Sometimes green engineering looks like plain old process optimization. When Nucor Steel acquired the Marion Steel Co. in 2005, one of its first actions was to add automation systems throughout the minimill. Melting and recasting steel demands a massive amount of electricity, so even small improvements in efficiency bring huge energy and economic savings. Nucor used programmable automation controllers (PACs) and NI LabView software to devise automation equipment that included a scale and weighing system, an online reactor in series with the furnace, and a remote switching station. This lets operators determine the exact amount of steel and, therefore, the exact amount of energy needed to heat the electric furnace.

Previously, the company had to estimate the quantity of steel in each burn. Results were hit or miss and sometimes the steel would overheat, waste electricity and, to make matters worse, cast steel with quality problems. The steel would then have to be reheated, consuming even more energy. Since implementing this weighing system, the company has drastically cut the number of reheats.

A significant portion of the work done for green purposes involves direct connections to ac-power lines. Fortunately instrumentation helps reduce the hazards of working with the potentially lethal voltages and currents. In wind turbines, for example, one of the biggest challenges is integrating the turbine with the electrical power grid. Occasionally, grid voltage dips and this traditionally causes wind turbines to trip out and stop sending power to the system.

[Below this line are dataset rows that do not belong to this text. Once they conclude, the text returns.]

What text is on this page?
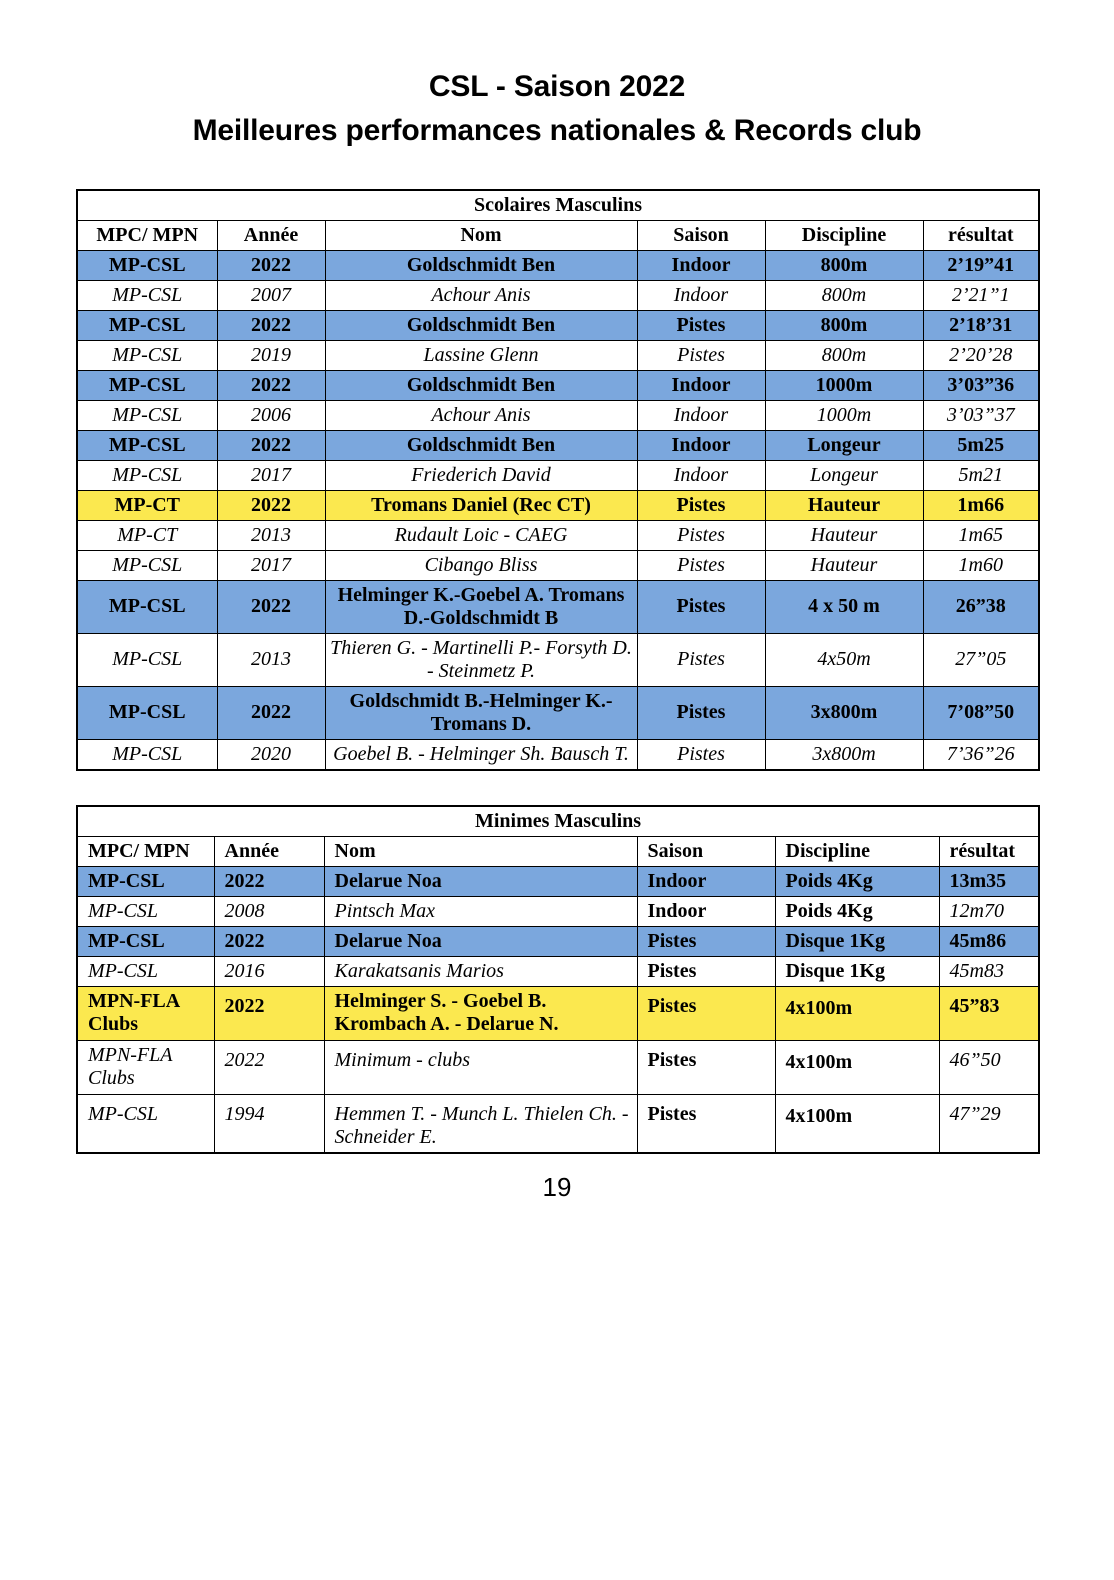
CSL - Saison 2022
Meilleures performances nationales & Records club
Scolaires Masculins					
MPC/ MPN	Année	Nom	Saison	Discipline	résultat
MP-CSL	2022	Goldschmidt Ben	Indoor	800m	2’19”41
MP-CSL	2007	Achour Anis	Indoor	800m	2’21”1
MP-CSL	2022	Goldschmidt Ben	Pistes	800m	2’18’31
MP-CSL	2019	Lassine Glenn	Pistes	800m	2’20’28
MP-CSL	2022	Goldschmidt Ben	Indoor	1000m	3’03”36
MP-CSL	2006	Achour Anis	Indoor	1000m	3’03”37
MP-CSL	2022	Goldschmidt Ben	Indoor	Longeur	5m25
MP-CSL	2017	Friederich David	Indoor	Longeur	5m21
MP-CT	2022	Tromans Daniel (Rec CT)	Pistes	Hauteur	1m66
MP-CT	2013	Rudault Loic - CAEG	Pistes	Hauteur	1m65
MP-CSL	2017	Cibango Bliss	Pistes	Hauteur	1m60
MP-CSL	2022	Helminger K.-Goebel A. Tromans D.-Goldschmidt B	Pistes	4 x 50 m	26”38
MP-CSL	2013	Thieren G. - Martinelli P.- Forsyth D. - Steinmetz P.	Pistes	4x50m	27”05
MP-CSL	2022	Goldschmidt B.-Helminger K.- Tromans D.	Pistes	3x800m	7’08”50
MP-CSL	2020	Goebel B. - Helminger Sh. Bausch T.	Pistes	3x800m	7’36”26
Minimes Masculins					
MPC/ MPN	Année	Nom	Saison	Discipline	résultat
MP-CSL	2022	Delarue Noa	Indoor	Poids 4Kg	13m35
MP-CSL	2008	Pintsch Max	Indoor	Poids 4Kg	12m70
MP-CSL	2022	Delarue Noa	Pistes	Disque 1Kg	45m86
MP-CSL	2016	Karakatsanis Marios	Pistes	Disque 1Kg	45m83
MPN-FLA Clubs	2022	Helminger S. - Goebel B. Krombach A. - Delarue N.	Pistes	4x100m	45”83
MPN-FLA Clubs	2022	Minimum - clubs	Pistes	4x100m	46”50
MP-CSL	1994	Hemmen T. - Munch L. Thielen Ch. - Schneider E.	Pistes	4x100m	47”29
19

It is now considered advantageous for wind turbines to stay online and ride out disturbances. But testing for this capability is a little tricky. Energy to Quality S.L., based in Madrid, Spain, has been testing wind farms for grid disturbance ride-through for the past two years. They use a mobile voltagedip generator controlled by an NI PXI data-acquisition system. The system measures secondary voltages at 110 Vac while controlling relays are connected to tripping coils. The hardware communicates results via TCP/IP to a remote computer safely away from lethal voltages. Tests take under a minute, so operators know immediately if the turbines comply with requirements.

All in all, designing eco-friendly products and technologies often begins with figuring out ways to measure the factors that put the green in green engineering.